When Back-to-School sales start in July and August, parents find themselves tripping over crayons, markers and notebook paper as they wheel their carts down store aisles. But many countries don't have the luxury of excess school supplies for each student. For many students in Afghanistan, an abundance of school supplies isn't an everyday occurrence.
So when students at Oakton Elementary had the opportunity to send school supplies to the war-torn nation, they took advantage. As part of the school's character education program, two representatives from each of the fourth to sixth grades helped collect school supplies in all the classes. Students brought in all kinds of school supplies -- paper, scissors, binders, pencils, pencil sharpeners, crayons, staples -- and the class bringing in the most school supplies got a pizza party.

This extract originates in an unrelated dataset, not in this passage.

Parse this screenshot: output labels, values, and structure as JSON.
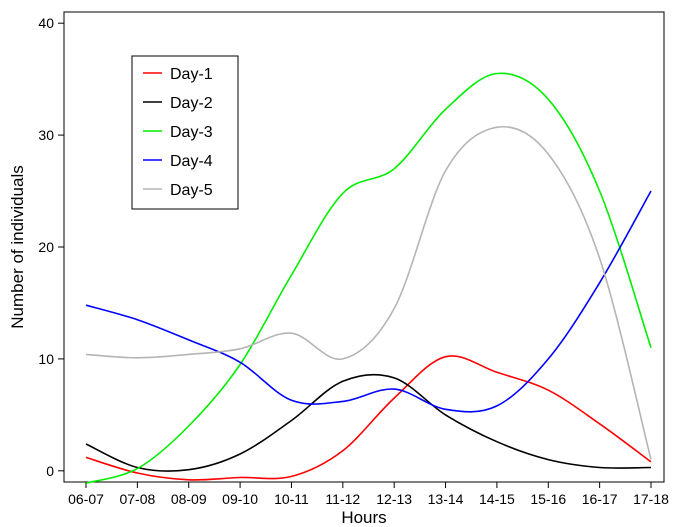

But it wasn't the pizza party that motivated the students helping out with the collection. It was the feeling they got from giving.

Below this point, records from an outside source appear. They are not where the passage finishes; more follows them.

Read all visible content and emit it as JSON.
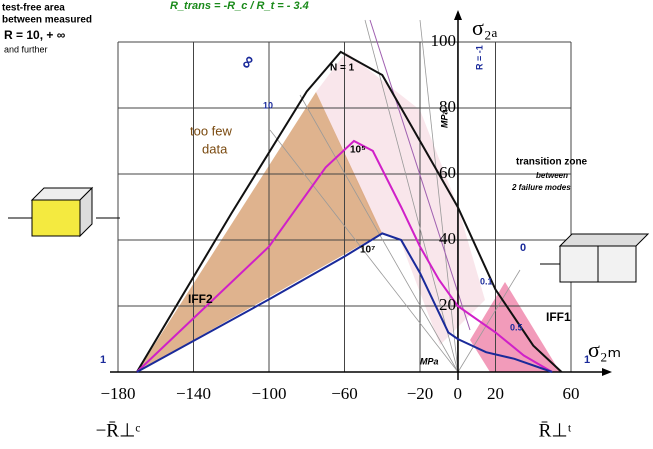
{
  "chart_data": {
    "type": "line",
    "title": "R_trans = -R_c / R_t = - 3.4",
    "x_label": "σ₂ₘ",
    "y_label": "σ₂ₐ",
    "x_left_label": "−R̄⊥ᶜ",
    "x_right_label": "R̄⊥ᵗ",
    "y_unit": "MPa",
    "x_unit": "MPa",
    "y_side_label": "R = -1",
    "xlim": [
      -180,
      60
    ],
    "ylim": [
      0,
      110
    ],
    "xticks": [
      {
        "value": -180,
        "label": "−180"
      },
      {
        "value": -140,
        "label": "−140"
      },
      {
        "value": -100,
        "label": "−100"
      },
      {
        "value": -60,
        "label": "−60"
      },
      {
        "value": -20,
        "label": "−20"
      },
      0,
      20,
      60
    ],
    "yticks": [
      20,
      40,
      60,
      80,
      100
    ],
    "grid": true,
    "series": [
      {
        "name": "N = 1",
        "color": "#111111",
        "x": [
          -170,
          -120,
          -80,
          -62,
          -40,
          -20,
          0,
          20,
          40,
          55
        ],
        "values": [
          0,
          48,
          85,
          97,
          90,
          70,
          50,
          25,
          8,
          0
        ]
      },
      {
        "name": "10⁵",
        "color": "#d020c8",
        "x": [
          -170,
          -100,
          -70,
          -55,
          -45,
          -30,
          -20,
          -10,
          0,
          20,
          35,
          50
        ],
        "values": [
          0,
          38,
          62,
          70,
          67,
          50,
          38,
          28,
          20,
          12,
          5,
          0
        ]
      },
      {
        "name": "10⁷",
        "color": "#1a2a9a",
        "x": [
          -170,
          -100,
          -60,
          -40,
          -30,
          -20,
          -5,
          0,
          15,
          30,
          50
        ],
        "values": [
          0,
          22,
          35,
          42,
          40,
          30,
          12,
          10,
          6,
          4,
          0
        ]
      }
    ],
    "annotations": [
      "test-free area",
      "between measured",
      "R = 10, + ∞",
      "and further",
      "too few",
      "data",
      "IFF2",
      "IFF1",
      "transition zone",
      "between",
      "2 failure modes",
      "0.1",
      "0",
      "0.5",
      "1",
      "1",
      "∞",
      "10"
    ]
  }
}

"It was kinda fun, because we got to see all those people get stuff we already have," said sixth grader Nader Hussein, on his participation.
For two weeks in March, students collected as many supplies as they could. When they were finished, they packed, taped and loaded 20 big boxes onto a truck for delivery. The Oakton PTSA paid for the postage to New York, while the federal government paid for the supplies to go to Afghanistan.
"THEY WERE HAPPY someone less fortunate was getting stuff," said sixth grader Bryan Morris of the students involved.
An American soldier Oakton Elementary has a connection with, distributed the supplies to a school of about 40 children. The children, who come from three different surrounding villages, each received three individual items, while the three teachers and schoolmaster received the remaining supplies.
"I think it was wonderful in that we saw the kids give," said counselor Kathleen Marshall, who helped organize the students. "I think it was something they won't forget."
Indeed, the students involved say the project was worthwhile. When the four student coordinators saw the pictures of the children receiving the supplies, they beamed.
"Some of the kids were smiling, and I thought, I made someone smile," Nader said.